Wound histology. Hematoxylin and eosin staining of day 3 hydrogel-treated excisional wounds (top series) compared with nontreated wounds (bottom series). Hydrogel-treated wounds demonstrated marked granulation (Gr) matrix formation (A, bracket) compared with thinner matrix in nontreated wounds (B). A wide bed of granulation matrix is seen between the wound margin (C, arrow) and the hydrogel (purple staining). Layered keratinocytes are seen migrating across the wound bed over the hydrogel (D, arrowhead). This is in contrast to nontreated excisional wounds, which demonstrate thinner granulation matrix (B, bracket) and sparse granulation tissue at the margin of the immature wound bed (E, arrow, and F). Scale bar is 100 μm in (A) and (B) and 50 μm in (C–F). Color images available online at www.liebertonline.com/ten.

FIG. 9.

Analysis of wound healing parameters.
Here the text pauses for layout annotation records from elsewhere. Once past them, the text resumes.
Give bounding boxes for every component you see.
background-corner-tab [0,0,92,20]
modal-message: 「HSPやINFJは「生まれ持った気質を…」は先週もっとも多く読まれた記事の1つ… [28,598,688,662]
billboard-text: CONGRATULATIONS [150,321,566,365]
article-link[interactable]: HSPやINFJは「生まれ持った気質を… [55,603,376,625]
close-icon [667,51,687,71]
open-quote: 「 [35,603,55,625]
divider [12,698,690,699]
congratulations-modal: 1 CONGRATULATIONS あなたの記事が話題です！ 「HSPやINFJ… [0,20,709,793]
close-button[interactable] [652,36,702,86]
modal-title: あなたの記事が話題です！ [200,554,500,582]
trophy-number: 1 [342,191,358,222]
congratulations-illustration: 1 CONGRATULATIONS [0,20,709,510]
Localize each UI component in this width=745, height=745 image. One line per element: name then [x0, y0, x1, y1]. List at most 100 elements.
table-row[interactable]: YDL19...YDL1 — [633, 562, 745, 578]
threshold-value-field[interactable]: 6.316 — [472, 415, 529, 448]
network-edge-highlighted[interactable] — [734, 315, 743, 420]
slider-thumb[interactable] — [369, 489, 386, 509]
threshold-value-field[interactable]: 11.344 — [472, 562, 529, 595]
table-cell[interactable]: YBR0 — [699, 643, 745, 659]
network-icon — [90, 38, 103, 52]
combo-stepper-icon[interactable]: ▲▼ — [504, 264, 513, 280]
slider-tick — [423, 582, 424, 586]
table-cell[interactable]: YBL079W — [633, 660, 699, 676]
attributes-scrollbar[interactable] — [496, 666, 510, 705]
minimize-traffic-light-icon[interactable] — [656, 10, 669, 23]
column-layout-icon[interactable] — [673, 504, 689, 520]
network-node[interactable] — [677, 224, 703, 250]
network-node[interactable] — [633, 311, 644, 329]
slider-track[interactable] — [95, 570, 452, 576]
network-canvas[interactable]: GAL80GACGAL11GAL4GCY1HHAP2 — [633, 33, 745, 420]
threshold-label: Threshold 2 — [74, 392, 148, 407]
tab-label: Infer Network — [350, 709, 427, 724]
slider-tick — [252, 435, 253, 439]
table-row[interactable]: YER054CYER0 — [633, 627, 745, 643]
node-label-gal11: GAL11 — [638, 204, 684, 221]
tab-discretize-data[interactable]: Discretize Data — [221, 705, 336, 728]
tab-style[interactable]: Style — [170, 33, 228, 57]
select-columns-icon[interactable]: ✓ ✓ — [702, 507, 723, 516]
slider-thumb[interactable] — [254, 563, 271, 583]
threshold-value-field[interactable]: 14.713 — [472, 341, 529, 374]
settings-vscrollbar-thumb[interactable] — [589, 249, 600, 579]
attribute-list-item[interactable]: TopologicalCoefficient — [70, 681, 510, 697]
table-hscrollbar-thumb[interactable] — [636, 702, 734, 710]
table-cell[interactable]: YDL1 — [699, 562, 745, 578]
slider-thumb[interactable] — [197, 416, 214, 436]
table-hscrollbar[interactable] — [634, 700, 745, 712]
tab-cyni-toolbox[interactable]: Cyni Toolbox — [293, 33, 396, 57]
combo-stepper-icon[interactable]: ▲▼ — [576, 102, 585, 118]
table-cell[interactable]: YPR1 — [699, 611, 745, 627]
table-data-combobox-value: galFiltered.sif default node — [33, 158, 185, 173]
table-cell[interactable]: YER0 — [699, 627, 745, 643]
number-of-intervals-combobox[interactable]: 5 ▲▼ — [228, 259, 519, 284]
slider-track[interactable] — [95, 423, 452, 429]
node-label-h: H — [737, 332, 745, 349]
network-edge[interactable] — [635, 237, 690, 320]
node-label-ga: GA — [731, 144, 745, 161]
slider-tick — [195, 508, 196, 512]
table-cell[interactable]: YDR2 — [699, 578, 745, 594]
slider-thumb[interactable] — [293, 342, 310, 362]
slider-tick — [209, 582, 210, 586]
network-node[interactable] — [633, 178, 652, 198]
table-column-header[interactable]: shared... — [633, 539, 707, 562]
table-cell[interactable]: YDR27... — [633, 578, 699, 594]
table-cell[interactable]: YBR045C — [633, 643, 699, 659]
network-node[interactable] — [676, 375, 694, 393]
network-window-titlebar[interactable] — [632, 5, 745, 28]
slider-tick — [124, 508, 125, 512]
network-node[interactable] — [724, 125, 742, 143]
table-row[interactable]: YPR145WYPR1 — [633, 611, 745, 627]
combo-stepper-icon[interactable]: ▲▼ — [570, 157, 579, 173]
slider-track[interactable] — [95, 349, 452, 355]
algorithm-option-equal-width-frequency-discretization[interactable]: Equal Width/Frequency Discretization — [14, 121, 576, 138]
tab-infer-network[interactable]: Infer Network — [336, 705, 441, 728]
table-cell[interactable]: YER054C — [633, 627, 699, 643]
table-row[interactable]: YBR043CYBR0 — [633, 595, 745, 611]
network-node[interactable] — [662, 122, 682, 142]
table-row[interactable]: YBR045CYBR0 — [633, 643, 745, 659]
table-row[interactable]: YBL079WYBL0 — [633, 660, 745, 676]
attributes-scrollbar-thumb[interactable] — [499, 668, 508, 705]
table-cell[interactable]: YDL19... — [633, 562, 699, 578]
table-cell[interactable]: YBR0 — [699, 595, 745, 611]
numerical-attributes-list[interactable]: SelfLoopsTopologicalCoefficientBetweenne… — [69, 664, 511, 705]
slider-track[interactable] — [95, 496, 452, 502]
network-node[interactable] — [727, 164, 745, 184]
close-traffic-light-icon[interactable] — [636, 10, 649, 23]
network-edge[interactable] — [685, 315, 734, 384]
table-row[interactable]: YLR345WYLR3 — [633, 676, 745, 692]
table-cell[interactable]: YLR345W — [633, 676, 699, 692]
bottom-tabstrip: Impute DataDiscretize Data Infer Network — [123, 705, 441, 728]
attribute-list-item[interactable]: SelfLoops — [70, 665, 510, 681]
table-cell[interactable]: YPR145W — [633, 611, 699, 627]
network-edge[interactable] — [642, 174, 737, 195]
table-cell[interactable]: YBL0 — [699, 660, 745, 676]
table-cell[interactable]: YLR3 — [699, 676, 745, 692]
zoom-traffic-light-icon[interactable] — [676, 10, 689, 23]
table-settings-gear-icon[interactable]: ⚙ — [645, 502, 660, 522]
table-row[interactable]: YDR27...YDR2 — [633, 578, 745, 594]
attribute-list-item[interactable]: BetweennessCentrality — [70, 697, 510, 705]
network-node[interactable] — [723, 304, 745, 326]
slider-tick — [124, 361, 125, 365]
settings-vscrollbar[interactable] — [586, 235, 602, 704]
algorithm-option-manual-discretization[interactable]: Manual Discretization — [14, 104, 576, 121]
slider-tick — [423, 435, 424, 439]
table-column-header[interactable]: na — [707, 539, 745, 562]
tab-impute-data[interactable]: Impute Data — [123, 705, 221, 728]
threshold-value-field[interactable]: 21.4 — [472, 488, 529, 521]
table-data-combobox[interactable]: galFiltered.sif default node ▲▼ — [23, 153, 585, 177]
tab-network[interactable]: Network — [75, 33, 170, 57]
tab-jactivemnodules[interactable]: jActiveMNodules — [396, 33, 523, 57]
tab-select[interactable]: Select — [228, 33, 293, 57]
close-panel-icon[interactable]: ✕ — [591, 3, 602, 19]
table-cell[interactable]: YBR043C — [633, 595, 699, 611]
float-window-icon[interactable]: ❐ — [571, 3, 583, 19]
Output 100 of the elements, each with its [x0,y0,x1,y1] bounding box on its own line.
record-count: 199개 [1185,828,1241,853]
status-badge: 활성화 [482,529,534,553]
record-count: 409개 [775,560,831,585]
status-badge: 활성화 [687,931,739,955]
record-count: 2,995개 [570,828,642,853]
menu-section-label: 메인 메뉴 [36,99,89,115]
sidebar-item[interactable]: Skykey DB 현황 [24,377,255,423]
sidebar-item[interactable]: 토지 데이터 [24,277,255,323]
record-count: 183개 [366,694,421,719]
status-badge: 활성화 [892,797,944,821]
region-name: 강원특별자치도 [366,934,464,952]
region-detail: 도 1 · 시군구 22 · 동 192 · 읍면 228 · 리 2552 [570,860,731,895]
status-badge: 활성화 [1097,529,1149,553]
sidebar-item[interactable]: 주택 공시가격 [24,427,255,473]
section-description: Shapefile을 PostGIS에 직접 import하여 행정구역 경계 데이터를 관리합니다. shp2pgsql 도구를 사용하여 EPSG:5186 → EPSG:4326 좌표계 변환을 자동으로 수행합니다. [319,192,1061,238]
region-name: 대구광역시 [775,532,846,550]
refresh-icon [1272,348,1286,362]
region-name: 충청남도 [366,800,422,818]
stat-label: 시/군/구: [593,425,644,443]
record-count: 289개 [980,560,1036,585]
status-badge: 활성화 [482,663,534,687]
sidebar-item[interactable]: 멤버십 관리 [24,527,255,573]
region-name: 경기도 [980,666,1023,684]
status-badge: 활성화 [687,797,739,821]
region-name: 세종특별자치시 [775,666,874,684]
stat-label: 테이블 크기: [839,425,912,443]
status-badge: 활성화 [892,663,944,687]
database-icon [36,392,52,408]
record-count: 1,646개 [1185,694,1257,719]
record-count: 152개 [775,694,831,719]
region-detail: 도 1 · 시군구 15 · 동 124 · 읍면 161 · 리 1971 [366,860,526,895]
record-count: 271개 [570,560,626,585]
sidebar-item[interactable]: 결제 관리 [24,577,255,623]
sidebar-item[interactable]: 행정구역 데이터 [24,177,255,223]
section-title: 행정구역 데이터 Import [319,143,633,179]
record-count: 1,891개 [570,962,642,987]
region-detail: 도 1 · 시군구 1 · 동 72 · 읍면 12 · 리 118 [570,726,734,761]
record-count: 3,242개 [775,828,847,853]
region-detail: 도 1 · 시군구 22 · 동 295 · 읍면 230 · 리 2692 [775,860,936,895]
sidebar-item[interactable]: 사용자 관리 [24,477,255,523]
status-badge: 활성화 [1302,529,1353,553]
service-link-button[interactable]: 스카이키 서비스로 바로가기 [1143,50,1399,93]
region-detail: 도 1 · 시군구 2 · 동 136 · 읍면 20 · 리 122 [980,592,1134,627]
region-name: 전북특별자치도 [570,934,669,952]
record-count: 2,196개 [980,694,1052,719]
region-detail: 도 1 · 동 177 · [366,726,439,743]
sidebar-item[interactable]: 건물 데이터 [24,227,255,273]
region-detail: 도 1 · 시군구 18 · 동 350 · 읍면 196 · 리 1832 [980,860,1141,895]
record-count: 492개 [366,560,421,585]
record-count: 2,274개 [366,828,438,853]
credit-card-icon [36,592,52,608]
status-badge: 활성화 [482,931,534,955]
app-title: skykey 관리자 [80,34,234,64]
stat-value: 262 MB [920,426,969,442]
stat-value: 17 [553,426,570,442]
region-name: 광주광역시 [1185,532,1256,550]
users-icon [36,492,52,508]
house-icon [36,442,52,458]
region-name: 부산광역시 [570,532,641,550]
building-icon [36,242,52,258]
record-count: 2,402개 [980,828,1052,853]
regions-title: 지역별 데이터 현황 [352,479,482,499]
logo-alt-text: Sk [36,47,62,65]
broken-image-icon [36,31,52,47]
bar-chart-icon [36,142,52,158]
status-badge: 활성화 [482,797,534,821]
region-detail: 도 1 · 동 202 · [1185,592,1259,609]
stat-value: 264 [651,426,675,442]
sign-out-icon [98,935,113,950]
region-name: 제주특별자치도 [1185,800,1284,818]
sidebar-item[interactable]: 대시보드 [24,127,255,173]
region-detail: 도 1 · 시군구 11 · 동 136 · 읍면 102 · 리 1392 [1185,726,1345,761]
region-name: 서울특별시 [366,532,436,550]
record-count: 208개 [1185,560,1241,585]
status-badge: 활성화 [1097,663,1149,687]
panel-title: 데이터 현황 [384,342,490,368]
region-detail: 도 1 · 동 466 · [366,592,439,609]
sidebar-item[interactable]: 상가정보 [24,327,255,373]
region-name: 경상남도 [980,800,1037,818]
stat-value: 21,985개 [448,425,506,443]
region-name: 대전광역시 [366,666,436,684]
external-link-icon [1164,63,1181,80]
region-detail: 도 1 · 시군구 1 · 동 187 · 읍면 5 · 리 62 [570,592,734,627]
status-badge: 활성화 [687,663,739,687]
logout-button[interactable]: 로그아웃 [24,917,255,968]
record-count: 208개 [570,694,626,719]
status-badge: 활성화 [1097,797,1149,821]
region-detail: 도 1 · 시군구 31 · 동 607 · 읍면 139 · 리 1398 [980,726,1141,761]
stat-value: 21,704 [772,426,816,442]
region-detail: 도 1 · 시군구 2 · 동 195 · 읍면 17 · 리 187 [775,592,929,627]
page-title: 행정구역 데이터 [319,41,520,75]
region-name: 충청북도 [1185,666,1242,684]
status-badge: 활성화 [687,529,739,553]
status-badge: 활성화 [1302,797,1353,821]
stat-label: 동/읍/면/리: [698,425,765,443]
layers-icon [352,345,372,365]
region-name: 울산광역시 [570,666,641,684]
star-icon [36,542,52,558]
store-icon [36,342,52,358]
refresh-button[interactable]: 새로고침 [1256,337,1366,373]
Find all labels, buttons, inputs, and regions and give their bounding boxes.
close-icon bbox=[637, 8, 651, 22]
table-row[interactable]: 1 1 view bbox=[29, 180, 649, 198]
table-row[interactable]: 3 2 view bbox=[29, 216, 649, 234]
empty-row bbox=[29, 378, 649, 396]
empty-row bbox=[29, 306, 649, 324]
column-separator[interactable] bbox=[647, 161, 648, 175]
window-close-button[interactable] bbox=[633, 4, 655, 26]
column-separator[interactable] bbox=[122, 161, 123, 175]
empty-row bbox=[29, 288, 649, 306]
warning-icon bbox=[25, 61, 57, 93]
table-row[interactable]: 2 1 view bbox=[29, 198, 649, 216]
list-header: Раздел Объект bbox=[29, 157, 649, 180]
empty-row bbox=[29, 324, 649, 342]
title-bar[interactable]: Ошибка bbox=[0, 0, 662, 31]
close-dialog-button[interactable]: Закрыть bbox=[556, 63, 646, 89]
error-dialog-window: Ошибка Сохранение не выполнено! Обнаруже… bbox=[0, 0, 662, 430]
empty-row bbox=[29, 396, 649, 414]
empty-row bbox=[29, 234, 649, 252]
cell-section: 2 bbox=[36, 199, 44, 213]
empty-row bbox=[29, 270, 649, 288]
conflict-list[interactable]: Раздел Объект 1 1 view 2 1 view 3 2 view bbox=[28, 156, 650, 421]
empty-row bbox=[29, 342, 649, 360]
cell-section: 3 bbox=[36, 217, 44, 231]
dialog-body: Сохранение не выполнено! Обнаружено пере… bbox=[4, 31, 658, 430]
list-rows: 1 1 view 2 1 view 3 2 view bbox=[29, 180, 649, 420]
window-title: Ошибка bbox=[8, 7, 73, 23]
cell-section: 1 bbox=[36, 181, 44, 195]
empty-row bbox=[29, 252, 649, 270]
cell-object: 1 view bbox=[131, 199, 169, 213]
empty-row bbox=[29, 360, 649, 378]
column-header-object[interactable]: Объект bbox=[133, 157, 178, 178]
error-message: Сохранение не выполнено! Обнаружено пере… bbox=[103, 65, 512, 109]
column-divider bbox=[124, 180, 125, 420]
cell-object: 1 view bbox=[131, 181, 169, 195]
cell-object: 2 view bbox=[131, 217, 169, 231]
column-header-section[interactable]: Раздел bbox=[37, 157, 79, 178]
Flow cytometric analysis of wound cell populations at day 3 postinjury demonstrated increased recruitment of neutrophils and T cells and decreased recruitment of macrophage populations with hydrogel scaffold treatment (A). Importantly, there was increased recruitment of stromal fibroblast-like CD29+ cells that are associated with granulation tissue formation and improved wound healing (A). Representative flow cytometric graphs of CD29+ cell populations in control and hydrogel scaffold-treated wounds at day 3 postinjury (B). n = 4 for each condition for flow cytometric analysis. Scaffold-treated wounds demonstrated improved granulation tissue formation based on trichrome and polarized light analysis compared with untreated controls (C–H). Note the greater prevalence of mature collagen (blue on trichrome staining, red/orange on polarized light analysis) with hydrogel treatment at day 14 postinjury. Hydrogel treatment was also associated with greater gene expression of vascular endothelial growth factor (VEGF) and a significantly greater quantity of microvessels at day 14 postinjury (I, J). Scale bar is 20 μm in (C–H). Errors bars are ± SEM (*p < 0.01 and **p < 0.05). Color images available online at www.liebertonline.com/ten.